At about 8:30 p.m., John Franklin Riggs quietly asked his sister if he should try to make it to shore. “I was grateful that he was willing to go. I didn’t see any other way out, but I wasn’t sure if he could make it to shore,” the sister says.
The adults knew staying with the boat was the recommended course of action, especially since they were about three miles from the nearest land. The toddler was fading. Emily was cold and losing strength. John Riggs Jr., the septuagenarian, was tiring, though he wasn’t in bad shape yet, except for the painful jellyfish stings.
John Franklin Riggs made his choice. He would swim for help knowing full well that he might not make it. “I did it knowing the consequences of not doing it,” he says. “It was just something I had to do.”
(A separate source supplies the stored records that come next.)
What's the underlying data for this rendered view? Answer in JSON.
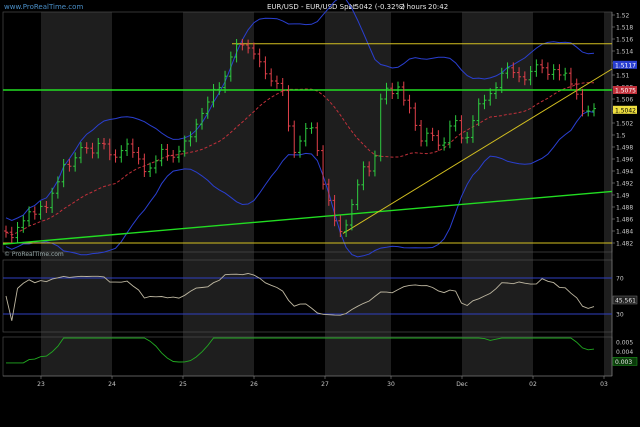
{
  "header": {
    "watermark": "www.ProRealTime.com",
    "title": "EUR/USD - EUR/USD Spot",
    "last": "1.5042 (-0.32%)",
    "period": "2 hours",
    "time": "20:42",
    "sub_watermark": "© ProRealTime.com"
  },
  "colors": {
    "background": "#000000",
    "shade": "#1e1e1e",
    "bullish": "#2ecc40",
    "bearish": "#e0404a",
    "bollinger": "#2a3fd0",
    "moving_average": "#c0303a",
    "support": "#22dd22",
    "trendline": "#d4c020",
    "rsi": "#bdb6a0",
    "momentum": "#22aa22",
    "levels": "#3040c0",
    "axis_text": "#c8c8c8"
  },
  "chart_data": [
    {
      "type": "candlestick",
      "title": "EUR/USD - EUR/USD Spot",
      "x_ticks": [
        "23",
        "24",
        "25",
        "26",
        "27",
        "30",
        "Dec",
        "02",
        "03"
      ],
      "y_ticks": [
        "1.482",
        "1.484",
        "1.486",
        "1.488",
        "1.49",
        "1.492",
        "1.494",
        "1.496",
        "1.498",
        "1.5",
        "1.502",
        "1.504",
        "1.506",
        "1.508",
        "1.51",
        "1.512",
        "1.514",
        "1.516",
        "1.518",
        "1.52"
      ],
      "ylim": [
        1.4805,
        1.5205
      ],
      "last_price_label": "1.5042",
      "right_labels": [
        "1.5117",
        "1.5075"
      ],
      "series_close": [
        1.4838,
        1.4829,
        1.4846,
        1.4857,
        1.4872,
        1.4868,
        1.4881,
        1.4879,
        1.4903,
        1.4922,
        1.4951,
        1.4948,
        1.4962,
        1.4979,
        1.4978,
        1.497,
        1.4986,
        1.4985,
        1.4967,
        1.4963,
        1.4974,
        1.4985,
        1.4971,
        1.496,
        1.4939,
        1.4945,
        1.4957,
        1.4976,
        1.4966,
        1.4963,
        1.4973,
        1.499,
        1.4997,
        1.5018,
        1.5036,
        1.5055,
        1.5076,
        1.5079,
        1.5098,
        1.513,
        1.5151,
        1.515,
        1.5145,
        1.5135,
        1.5122,
        1.5102,
        1.509,
        1.5086,
        1.5074,
        1.5015,
        1.4971,
        1.499,
        1.5011,
        1.5012,
        1.4974,
        1.4918,
        1.4891,
        1.4857,
        1.4839,
        1.485,
        1.4884,
        1.4917,
        1.4947,
        1.494,
        1.4965,
        1.506,
        1.5078,
        1.5069,
        1.508,
        1.5058,
        1.5045,
        1.5016,
        1.499,
        1.5003,
        1.4999,
        1.4983,
        1.4987,
        1.5015,
        1.5024,
        1.4995,
        1.4996,
        1.5024,
        1.5052,
        1.5058,
        1.5069,
        1.5079,
        1.5103,
        1.5112,
        1.5104,
        1.5097,
        1.5092,
        1.5106,
        1.5117,
        1.5112,
        1.5101,
        1.5109,
        1.51,
        1.5103,
        1.5085,
        1.5068,
        1.504,
        1.504,
        1.5044
      ],
      "series_open": [
        1.484,
        1.4838,
        1.4829,
        1.4846,
        1.4857,
        1.4872,
        1.4868,
        1.4881,
        1.4879,
        1.4903,
        1.4922,
        1.4951,
        1.4948,
        1.4962,
        1.4979,
        1.4978,
        1.497,
        1.4986,
        1.4985,
        1.4967,
        1.4963,
        1.4974,
        1.4985,
        1.4971,
        1.496,
        1.4939,
        1.4945,
        1.4957,
        1.4976,
        1.4966,
        1.4963,
        1.4973,
        1.499,
        1.4997,
        1.5018,
        1.5036,
        1.5055,
        1.5076,
        1.5079,
        1.5098,
        1.513,
        1.5151,
        1.515,
        1.5145,
        1.5135,
        1.5122,
        1.5102,
        1.509,
        1.5086,
        1.5074,
        1.5015,
        1.4971,
        1.499,
        1.5011,
        1.5012,
        1.4974,
        1.4918,
        1.4891,
        1.4857,
        1.4839,
        1.485,
        1.4884,
        1.4917,
        1.4947,
        1.494,
        1.4965,
        1.506,
        1.5078,
        1.5069,
        1.508,
        1.5058,
        1.5045,
        1.5016,
        1.499,
        1.5003,
        1.4999,
        1.4983,
        1.4987,
        1.5015,
        1.5024,
        1.4995,
        1.4996,
        1.5024,
        1.5052,
        1.5058,
        1.5069,
        1.5079,
        1.5103,
        1.5112,
        1.5104,
        1.5097,
        1.5092,
        1.5106,
        1.5117,
        1.5112,
        1.5101,
        1.5109,
        1.51,
        1.5103,
        1.5085,
        1.5068,
        1.504,
        1.504
      ],
      "annotations": {
        "horizontal_levels": [
          1.5152,
          1.482
        ],
        "support_level": 1.5075,
        "rising_support_from": 1.4818,
        "rising_support_to": 1.4906,
        "trendline_from": 1.4836,
        "trendline_to": 1.511
      }
    },
    {
      "type": "line",
      "title": "",
      "y_ticks": [
        "70",
        "30"
      ],
      "last_value_label": "45.561",
      "ylim": [
        10,
        90
      ]
    },
    {
      "type": "line",
      "title": "",
      "y_ticks": [
        "0.005",
        "0.004",
        "0.003"
      ],
      "last_value_label": "0.003",
      "ylim": [
        0.0015,
        0.0055
      ]
    }
  ]
}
Contessa Riggs watched her brother swim away. Darkness fell. The tide turned, rushing them north. She watched crab pot buoys passing. They were moving quickly up the sound. She could make out the dark smudge of land and an occasional light ashore. She continued to reassure the kids that everything would be fine, but she had her doubts about that.
Hours crept by. The tide was going to turn soon. At roughly 1 a.m., six hours after capsizing, Contessa Riggs hit her low point. “I knew my brother hadn’t made it. I knew my dad was going to float away from the boat and that my son was going to die in my arms. But I knew I had to hold it together for Emily in the off chance that we made it till morning and were picked up,” she says.
At about that time, John Franklin Riggs was losing hope, as well. He’d been swimming toward the few shore lights he could see, but one by one the lights blinked out as people went to bed. Only one light now remained in sight. His arms felt like lead. He’d swallowed a lot of water. He could barely breathe. Sea nettles stung him mercilessly. Exhausted, he let his body go limp, allowing the life jacket to suspend him. Suddenly, he felt his feet touch sand. He willed himself to keep going. Staggering ashore, he made his way to the house. Oddly, it was all lit up with multicolored exterior lights that looked like the kind you use on a Christmas tree.
The rescue got under way shortly afterward. John Franklin Riggs went out in one of the rescue boats. “I went back to where I’d left the boat and worked north. The chopper was flying around. I was saying, ‘They can’t be up this far!’ We couldn’t find them. I was really starting to freak out,” he says.
The flashing lights of an emergency vehicle scooting along a country road in the far distance marked the first inkling that rescuers might be on their way, Contessa Riggs says. Then she saw the lights of a boat, but it was far away. She heard and saw a helicopter not long after that. “I thought, Here comes the cavalry! It was agonizing watching the grid search. They were south of us. I prayed they’d see us and not move on,” she recalls.
The spotlight of the helicopter twice passed over the upturned boat. “We were shouting and waving, trying to get them to see us,” Contessa Riggs says. “Then the pilot came over again and blinked his lights three times. I knew we’d been seen.”
Relief flooded through Contessa Riggs as a fire rescue boat pulled up a short time later, more than eight hours after the capsize. In that time, they’d drifted six miles north. Her brother showed up in another rescue boat, and the reunion was joyful. They’d come through a tough scrape, in part because they didn’t panic. They “took a calculated risk” and did what had to be done, she says.
“Leaving the boat was a dumb thing for me to do,” says John Franklin Riggs. “There just wasn’t anything else we could do.” He pauses and then laughs. “You know, the best part is the kids can’t wait to go fishing again.”